Annamarie Sanchez couldn’t stop thinking about the fun she’d had Tuesday night at the Rebel Lounge watching and meeting an indie-pop duo from Liverpool called Her’s. So she messaged a friend to tell her she should check them out.

“And then yesterday, I was at work and she messaged me,” Sanchez recalls. “And she was like, ‘I heard about that band. I’m so sorry.’ I was like ‘What are you talking about?'”

The members of Her’s were on their way to California for a show in Santa Ana after that sold-out performance in Phoenix when their passenger van was involved in a head-on collision with a wrong-way driver on Interstate 10 west of Centennial in La Paz County.

The crash occurred just after 1 a.m. Wednesday, killing Stephen Fitzpatrick and Audun Laading of Her’s; their tour manager, Trevor Engelbrektson; and the driver of the other vehicle, a Nissan pickup driving east in the westbound lane.

“The whole thing is just so unbelievably sad,” Sanchez says. “I thought about them all day Wednesday. I felt so high. And I felt so excited for them because they really had something super special.”

The show, Sanchez says, was amazing. “It sounded great. They were funny. They were charismatic. You could tell they were just so genuinely happy to be there and be playing and playing together. They obviously had a really strong bond with each other.”

After the set, she and a friend hung around until they were almost done talking to fans so they could maybe get a couple of extra minutes with them.

“They were super nice,” she says. “I told them how they remind me of Prefab Sprout, which is one of my favorite bands, and how I really felt like they were gonna make it and I was so excited for them. They were so appreciative. We laughed and hugged and took a couple pictures and they were really excited because the tour was almost over and they were gonna go back to Liverpool but they were also excited that they were gonna come back here again in the fall.”

Vanessa Herb, an ASU grad student from Phoenix, is planning a trip to the crash site Saturday with a friend to create a memorial.

“We’re just gonna head out there and leave a few things,” she says, “and spread some positivity, because their families are from the U.K. so I feel like there’s not really anybody based around here that can kind of memorialize them like that. So we just kind of took it on ourselves.”

Her first tweet after learning of the crash said she was “DEVASTATED” by the news.

“It’s just a lot,” she says, “especially because in the indie-alternative community, I’m friends with bands that know them and have toured with them and played at festivals with them. So it’s just one of those, like, community things.”

She finds their music interesting, she says, “because it’s indie but it kind of blends electronic elements and then they have different characters in their vocals, too. I feel like it’s a lot different than a lot of other music that’s out right now.
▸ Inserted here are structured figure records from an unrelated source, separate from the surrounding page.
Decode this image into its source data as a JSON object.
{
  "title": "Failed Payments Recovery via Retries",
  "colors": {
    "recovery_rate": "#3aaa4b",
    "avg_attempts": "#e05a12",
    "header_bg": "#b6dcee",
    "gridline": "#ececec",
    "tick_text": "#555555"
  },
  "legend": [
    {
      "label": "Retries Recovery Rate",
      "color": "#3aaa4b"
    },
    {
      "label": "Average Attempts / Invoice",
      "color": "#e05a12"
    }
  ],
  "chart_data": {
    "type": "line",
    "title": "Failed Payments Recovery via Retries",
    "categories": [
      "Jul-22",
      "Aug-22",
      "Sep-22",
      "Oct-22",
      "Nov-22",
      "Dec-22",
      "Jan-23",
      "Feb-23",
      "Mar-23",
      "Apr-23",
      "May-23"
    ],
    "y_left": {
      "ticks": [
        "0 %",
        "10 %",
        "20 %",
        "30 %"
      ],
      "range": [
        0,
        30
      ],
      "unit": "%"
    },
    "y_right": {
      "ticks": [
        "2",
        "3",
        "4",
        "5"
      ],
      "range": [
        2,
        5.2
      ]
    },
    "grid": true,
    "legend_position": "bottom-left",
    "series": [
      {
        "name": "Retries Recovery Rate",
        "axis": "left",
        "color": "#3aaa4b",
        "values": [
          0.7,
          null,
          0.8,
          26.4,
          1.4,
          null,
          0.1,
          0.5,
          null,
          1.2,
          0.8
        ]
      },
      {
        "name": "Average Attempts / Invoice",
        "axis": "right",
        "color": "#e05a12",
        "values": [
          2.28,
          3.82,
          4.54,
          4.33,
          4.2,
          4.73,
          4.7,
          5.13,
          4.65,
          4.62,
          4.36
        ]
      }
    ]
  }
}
It just sucks because they’re so creative and innovative.”

Justin Yee had been wanting to see Her’s for a while and was “pretty pumped” when the show was announced, he says – at least until he realized he’d already purchased tickets to Aziz Ansari that same night.

“But I was like ‘I’ve gotta see these guys; I’ve been wanting to for so long,'” he recalls.

So he raced to the club when Ansari was over and got there just in time to see the last few songs and asked if he could take some pictures of the band as they were loading up the van to drive to California.